Final answer:
To find the final temperature and pressure of the steam during the power stroke of a steam engine, you can use the Ideal Gas Law. As the process is adiabatic, with no heat transfer, you can set the change in internal energy to 0 and solve for the final temperature.
Step-by-step explanation:
During the power stroke of a steam engine, the superheated water vapor undergoes an adiabatic expansion until it reaches a saturated vapor state. To find the final temperature and pressure of the steam, we can use the Ideal Gas Law. The Ideal Gas Law states that PV = nRT, where P is the pressure, V is the volume, n is the number of moles, R is the ideal gas constant, and T is the temperature in Kelvin.
Since the process is adiabatic, Q = 0. This means that no heat is transferred to or from the system.
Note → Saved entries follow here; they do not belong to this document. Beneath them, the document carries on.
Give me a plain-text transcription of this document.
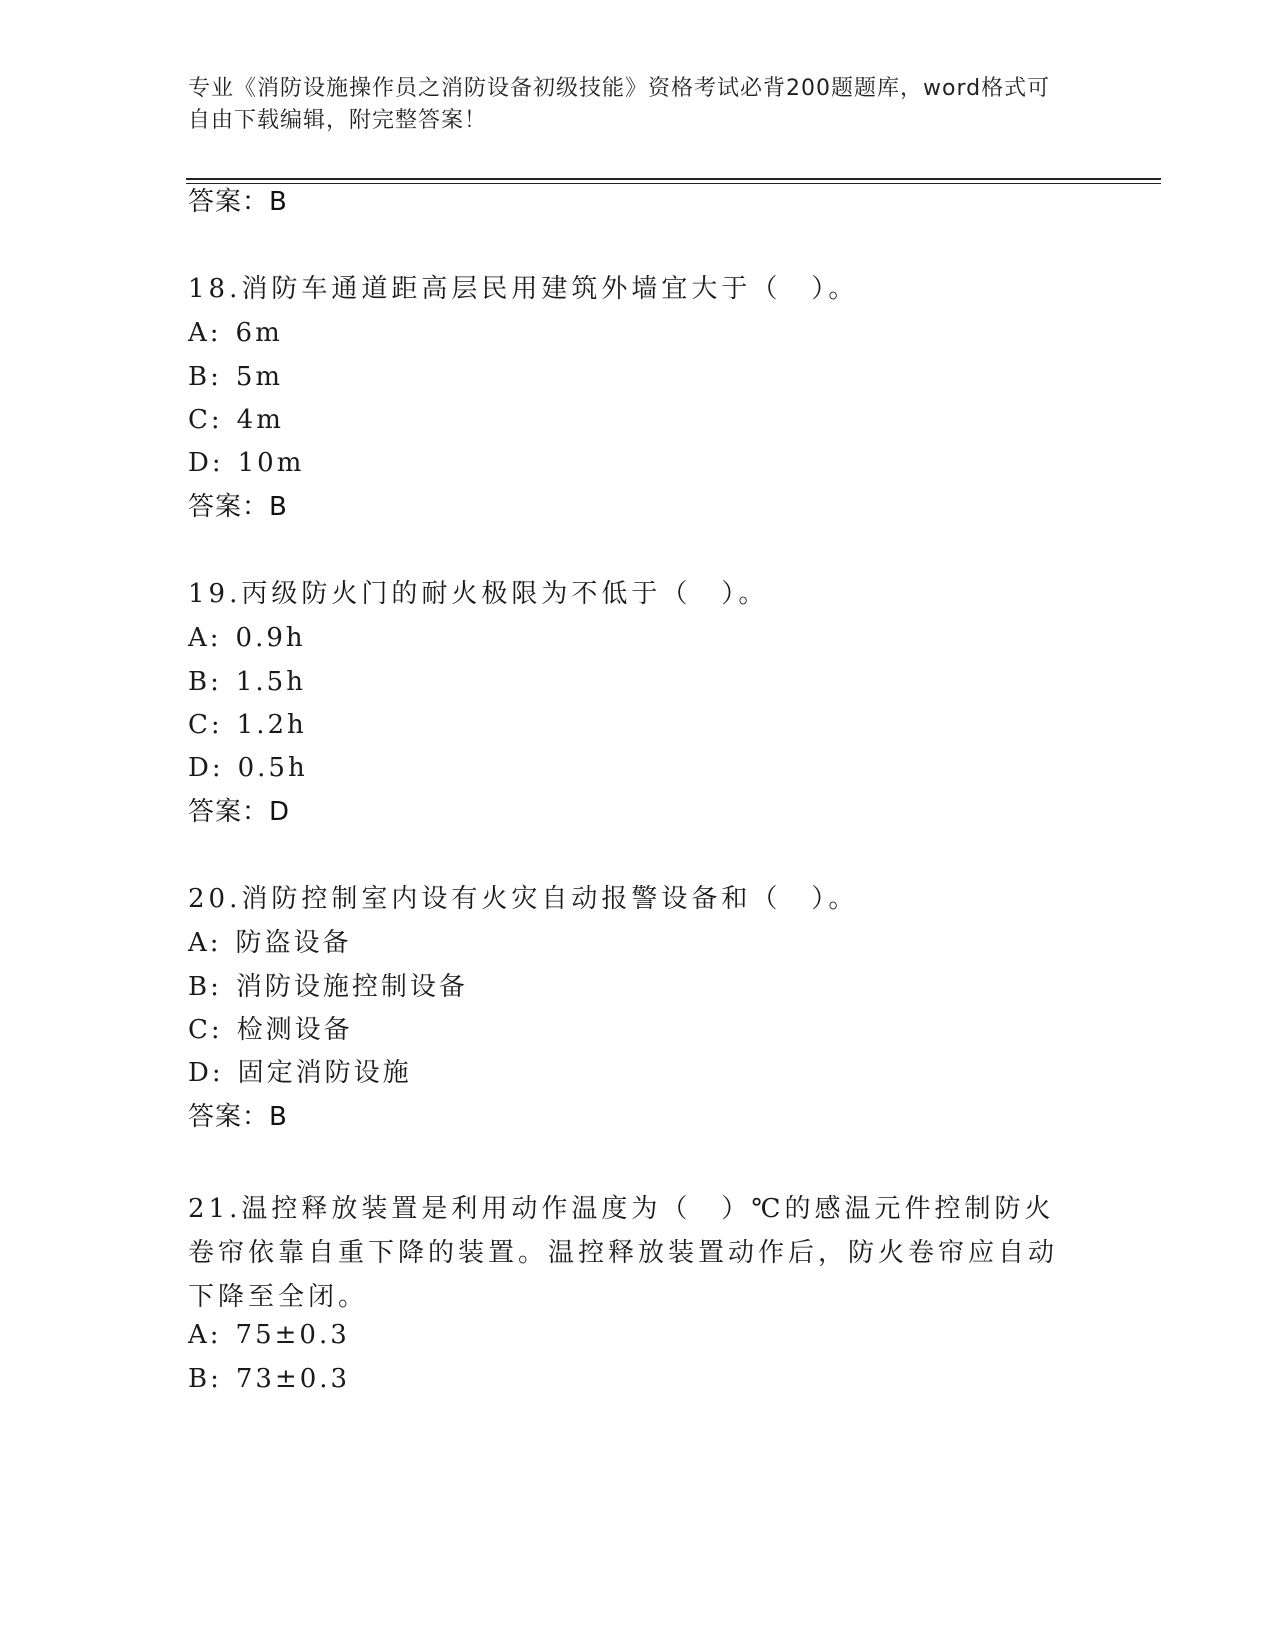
专业《消防设施操作员之消防设备初级技能》资格考试必背200题题库，word格式可自由下载编辑，附完整答案！
答案：B
18.消防车通道距高层民用建筑外墙宜大于（　）。
A: 6m
B: 5m
C: 4m
D: 10m
答案：B
19.丙级防火门的耐火极限为不低于（　）。
A: 0.9h
B: 1.5h
C: 1.2h
D: 0.5h
答案：D
20.消防控制室内设有火灾自动报警设备和（　）。
A: 防盗设备
B: 消防设施控制设备
C: 检测设备
D: 固定消防设施
答案：B
21.温控释放装置是利用动作温度为（　）℃的感温元件控制防火卷帘依靠自重下降的装置。温控释放装置动作后，防火卷帘应自动下降至全闭。
A: 75±0.3
B: 73±0.3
Therefore, the change in internal energy of the steam is also 0. We can express the change in internal energy as ΔU = Q - W, where ΔU is the change in internal energy, Q is the heat transfer, and W is the work done by the steam.
By setting ΔU = 0 and solving for T2, we can find the final temperature of the steam. By plugging in the values for P1, V1, and T1, we can find the initial number of moles of steam, n1. We can then use the ideal gas law to find the final number of moles of steam, n2, by plugging in the values for P2, V2, and T2. Finally, we can use the ideal gas law again to find the final pressure, P2, by solving for P2 and plugging in the Known values for V2, n2, and T2.